Relations

To clone the finished code for this part of the tutorial, run the following command:

git clone git@github.com:SpoonX/wetland-tutorial.git -b 5-relations --single-branch

To clone the base code for this part of the tutorial, run the following command:

git clone git@github.com:SpoonX/wetland-tutorial.git -b 4-migrations --single-branch

Github: Diff for this part of the tutorial - Full repository on github

In this part of the tutorial we'll take a look at relations as we move towards running queries.

Preparing

As we approach the last changes we'll make to our schema, let's create a snapshot to track our changes.

$ wetland snapshot create relations

  Success: Snapshot 'relations' created successfully!

Relations

Before we get started with writing the code for our relation, first some theory.

Relations are an important part of databases. They allow you to link data from different tables (or entities, in wetland terms) together in a logical manner.

Example

A small example showing how to create a relationship.

Student.js

const Year = require('./Year');

class Student {
  static setMapping(mapping) {
    // Primary key.
    mapping.forProperty('id').primary().increments();

    // Owner
    mapping.manyToOne('years', {targetEntity: Year, inversedBy: 'students'});
  }
}

Year.js

const Student = require('./Student');

class Year {
  static setMapping(mapping) {
    // Primary key.
    mapping.forProperty('id').primary().increments();

    // Inversed side
    mapping.oneToMany('students', {targetEntity: Student, mappedBy: 'years'});
  }
}

Foreign keys

Wetland, by default, uses foreign keys. These foreign keys are useful to enforce relations, rules and export a diagram of your schema that makes sense. It's possible to disable foreign keys.

Note: Foreign keys are disabled by default for sqlite.

Ownership

Ownership in a relation is usually a bad thing in real life. With databases, however, it's required.

ORM

Ownership on the ORM side of things is important as it tells wetland which entity holds the mapping information for that relationship. It needs to know for state checking as well as query generating.

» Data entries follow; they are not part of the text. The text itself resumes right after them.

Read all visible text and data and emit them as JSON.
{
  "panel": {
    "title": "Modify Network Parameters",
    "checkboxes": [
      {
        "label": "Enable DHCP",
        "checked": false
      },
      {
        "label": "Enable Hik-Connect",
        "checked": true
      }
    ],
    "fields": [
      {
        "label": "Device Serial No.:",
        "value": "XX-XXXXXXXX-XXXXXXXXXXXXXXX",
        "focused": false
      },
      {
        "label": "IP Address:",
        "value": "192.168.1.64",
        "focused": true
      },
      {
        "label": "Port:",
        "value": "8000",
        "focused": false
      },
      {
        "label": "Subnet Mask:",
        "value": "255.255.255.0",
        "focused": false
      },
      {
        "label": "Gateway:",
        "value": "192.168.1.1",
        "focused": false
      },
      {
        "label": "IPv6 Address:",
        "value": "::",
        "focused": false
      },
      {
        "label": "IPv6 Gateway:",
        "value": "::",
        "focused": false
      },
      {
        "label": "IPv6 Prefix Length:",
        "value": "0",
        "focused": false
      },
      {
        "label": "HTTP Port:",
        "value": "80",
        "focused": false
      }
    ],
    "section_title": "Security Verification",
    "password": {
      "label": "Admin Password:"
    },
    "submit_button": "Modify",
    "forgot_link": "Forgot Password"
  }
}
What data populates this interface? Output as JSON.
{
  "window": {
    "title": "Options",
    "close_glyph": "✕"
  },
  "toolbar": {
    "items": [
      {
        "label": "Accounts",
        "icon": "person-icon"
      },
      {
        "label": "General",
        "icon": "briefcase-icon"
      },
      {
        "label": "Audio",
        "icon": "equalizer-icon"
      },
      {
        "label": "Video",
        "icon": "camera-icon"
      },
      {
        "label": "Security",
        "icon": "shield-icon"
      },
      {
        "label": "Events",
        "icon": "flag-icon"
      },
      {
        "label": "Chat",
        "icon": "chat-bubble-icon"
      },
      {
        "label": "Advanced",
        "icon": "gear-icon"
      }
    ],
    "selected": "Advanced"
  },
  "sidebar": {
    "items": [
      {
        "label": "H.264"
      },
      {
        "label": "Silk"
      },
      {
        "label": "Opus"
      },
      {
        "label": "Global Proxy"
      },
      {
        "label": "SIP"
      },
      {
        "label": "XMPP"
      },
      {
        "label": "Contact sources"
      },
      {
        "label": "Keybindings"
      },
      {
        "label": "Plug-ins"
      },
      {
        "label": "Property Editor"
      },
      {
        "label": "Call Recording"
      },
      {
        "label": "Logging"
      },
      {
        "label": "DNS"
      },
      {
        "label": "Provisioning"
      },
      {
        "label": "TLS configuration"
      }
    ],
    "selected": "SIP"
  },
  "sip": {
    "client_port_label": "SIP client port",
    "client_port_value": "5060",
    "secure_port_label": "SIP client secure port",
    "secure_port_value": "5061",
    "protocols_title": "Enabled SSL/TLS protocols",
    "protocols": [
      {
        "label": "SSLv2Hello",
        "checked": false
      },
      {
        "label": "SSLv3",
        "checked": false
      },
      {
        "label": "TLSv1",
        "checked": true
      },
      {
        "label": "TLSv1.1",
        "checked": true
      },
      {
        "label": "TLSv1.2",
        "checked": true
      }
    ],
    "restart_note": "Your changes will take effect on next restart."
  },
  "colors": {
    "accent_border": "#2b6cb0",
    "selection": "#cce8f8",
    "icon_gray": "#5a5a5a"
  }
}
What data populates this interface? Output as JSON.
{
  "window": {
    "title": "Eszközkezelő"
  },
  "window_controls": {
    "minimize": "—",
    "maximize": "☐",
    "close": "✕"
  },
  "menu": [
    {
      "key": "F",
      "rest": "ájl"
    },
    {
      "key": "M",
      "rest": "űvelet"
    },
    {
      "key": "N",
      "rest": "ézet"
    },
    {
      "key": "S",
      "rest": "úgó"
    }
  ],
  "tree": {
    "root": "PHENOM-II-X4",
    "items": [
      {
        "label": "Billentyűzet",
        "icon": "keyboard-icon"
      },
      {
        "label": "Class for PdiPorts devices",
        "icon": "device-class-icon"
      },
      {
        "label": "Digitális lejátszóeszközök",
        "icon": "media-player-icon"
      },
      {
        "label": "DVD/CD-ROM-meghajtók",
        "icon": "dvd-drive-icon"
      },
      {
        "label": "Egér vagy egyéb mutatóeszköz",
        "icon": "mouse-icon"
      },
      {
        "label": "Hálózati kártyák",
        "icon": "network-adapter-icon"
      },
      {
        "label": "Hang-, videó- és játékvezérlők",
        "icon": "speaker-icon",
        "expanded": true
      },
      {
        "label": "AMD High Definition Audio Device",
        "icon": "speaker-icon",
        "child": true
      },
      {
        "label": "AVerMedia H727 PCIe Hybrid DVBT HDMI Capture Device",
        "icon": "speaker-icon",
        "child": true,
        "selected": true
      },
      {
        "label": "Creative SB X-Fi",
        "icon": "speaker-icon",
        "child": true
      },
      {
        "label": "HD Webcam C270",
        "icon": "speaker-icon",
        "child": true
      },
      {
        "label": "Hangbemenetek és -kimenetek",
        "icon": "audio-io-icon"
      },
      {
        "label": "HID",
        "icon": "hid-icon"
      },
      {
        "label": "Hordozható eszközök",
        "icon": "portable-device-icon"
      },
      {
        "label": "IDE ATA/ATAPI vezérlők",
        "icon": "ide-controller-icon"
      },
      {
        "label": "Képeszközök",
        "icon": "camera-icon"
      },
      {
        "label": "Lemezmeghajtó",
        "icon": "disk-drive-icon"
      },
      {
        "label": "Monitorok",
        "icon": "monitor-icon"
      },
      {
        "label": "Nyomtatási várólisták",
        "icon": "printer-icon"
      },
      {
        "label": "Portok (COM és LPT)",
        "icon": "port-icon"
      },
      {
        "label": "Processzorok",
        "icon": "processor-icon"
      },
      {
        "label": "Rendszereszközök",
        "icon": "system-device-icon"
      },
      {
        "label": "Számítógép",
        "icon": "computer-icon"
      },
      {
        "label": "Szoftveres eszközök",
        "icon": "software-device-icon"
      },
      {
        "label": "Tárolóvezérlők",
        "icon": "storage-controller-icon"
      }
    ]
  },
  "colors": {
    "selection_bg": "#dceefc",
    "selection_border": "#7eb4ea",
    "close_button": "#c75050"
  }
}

Ownership is indicated using the inversedBy property in a relation mapping method call. This tells the ORM that this property on this entity is the owner, and that the inversed side is property inversedBy on the other entity.

On the inversed side, you'll use the mappedBy property. This basically tells wetland: use this property on the other side of the relationship to map this relationship.

Database

On the database side of things, ownership is important as the owner holds the primary key value of the other table.

Types

There are four types of relations. We'll take a quick look at all of them.

One to one

A one to one relationship means that two records exclusively belong to each other. In a one to one relationship, the owning side is whichever side you decide will hold the primary key to the other record by using the inversedBy property. A good example of a one-to-one relation, is a profile. A user has one profile, and a profile belongs to one user.

Many to one

In a many to one relationship, the many side is the owning side. This means that the many side gets a column that holds the primary key value of the one side.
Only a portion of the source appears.